LME London Metal Exchange halts Nickel trading on March 8 for few days after unprecedented 250% spike.
The London Metal Exchange suspended trading in its nickel market after an unprecedented price spike left brokers struggling to pay margin calls against unprofitable short positions, in a massive squeeze that has embroiled the largest nickel producer as well as a major Chinese bank.
Nickel, used in stainless steel, electric-vehicle batteries and electronic components, surged as much as 250% in two days to trade briefly above $100,000 a ton early Tuesday. The frenzied move — the largest-ever on the LME — came as investors and industrial users who had sold the metal scrambled to buy the contracts back after prices initially rallied on concerns about supplies from Russia.

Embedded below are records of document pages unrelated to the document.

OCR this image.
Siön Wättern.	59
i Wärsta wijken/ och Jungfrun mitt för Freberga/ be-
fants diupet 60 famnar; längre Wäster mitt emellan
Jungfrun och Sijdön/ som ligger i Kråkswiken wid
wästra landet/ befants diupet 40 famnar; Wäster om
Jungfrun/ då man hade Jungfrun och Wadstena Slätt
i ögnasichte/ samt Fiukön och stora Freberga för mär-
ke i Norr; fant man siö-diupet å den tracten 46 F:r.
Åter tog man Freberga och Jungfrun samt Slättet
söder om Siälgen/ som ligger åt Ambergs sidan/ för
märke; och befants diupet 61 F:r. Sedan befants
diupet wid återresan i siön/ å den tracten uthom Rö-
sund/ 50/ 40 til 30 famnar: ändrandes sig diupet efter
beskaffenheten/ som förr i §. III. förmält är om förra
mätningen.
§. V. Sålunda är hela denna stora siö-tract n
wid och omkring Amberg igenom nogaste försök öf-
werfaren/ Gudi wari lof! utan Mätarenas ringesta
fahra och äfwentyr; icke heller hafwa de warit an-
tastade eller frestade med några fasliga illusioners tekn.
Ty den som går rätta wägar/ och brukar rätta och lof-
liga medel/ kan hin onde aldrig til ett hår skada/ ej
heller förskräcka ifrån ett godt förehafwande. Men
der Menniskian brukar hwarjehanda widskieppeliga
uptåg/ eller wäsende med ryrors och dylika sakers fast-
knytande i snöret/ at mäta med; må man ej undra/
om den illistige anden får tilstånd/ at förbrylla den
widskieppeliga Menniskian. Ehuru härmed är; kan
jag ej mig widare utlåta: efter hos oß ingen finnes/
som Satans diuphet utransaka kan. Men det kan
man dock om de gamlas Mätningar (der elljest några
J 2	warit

Activity in the nickel market was suspended as trading got underway in London on Tuesday, and the LME later said it would cancel all nickel transactions that had taken place earlier in the day.
The run on nickel was instigated by Russia’s invasion of Ukraine, and made worse by its subsequent decision to ban commodity exports in response to sanctions from the U.S. and its allies.
Russia accounted for roughly 9.2% of the world’s total nickel mine production in 2021, and holds 7.5 million tonnes of the metal in reserves, according to the U.S. Geological Survey. If Russia moves forward with its decision to ban nickel commodity exports, it means supply constraints for the metal are inevitable.
News of the sudden supply drop in nickel led manufacturers of electric vehicle batteries and electronic components to race to seek reserves, as the metal is a critical commodity in the production of lithium-ion battery cells. It is expected that the trade will be re-opened in few days, and the price will fall down, nevertheless the bad message is that it may not return to its original level. BloombergNEF research estimated that a 100kW EV battery requires around 66kg of nickel, at 2021 price level it represented around 1200 dollars per battery pack.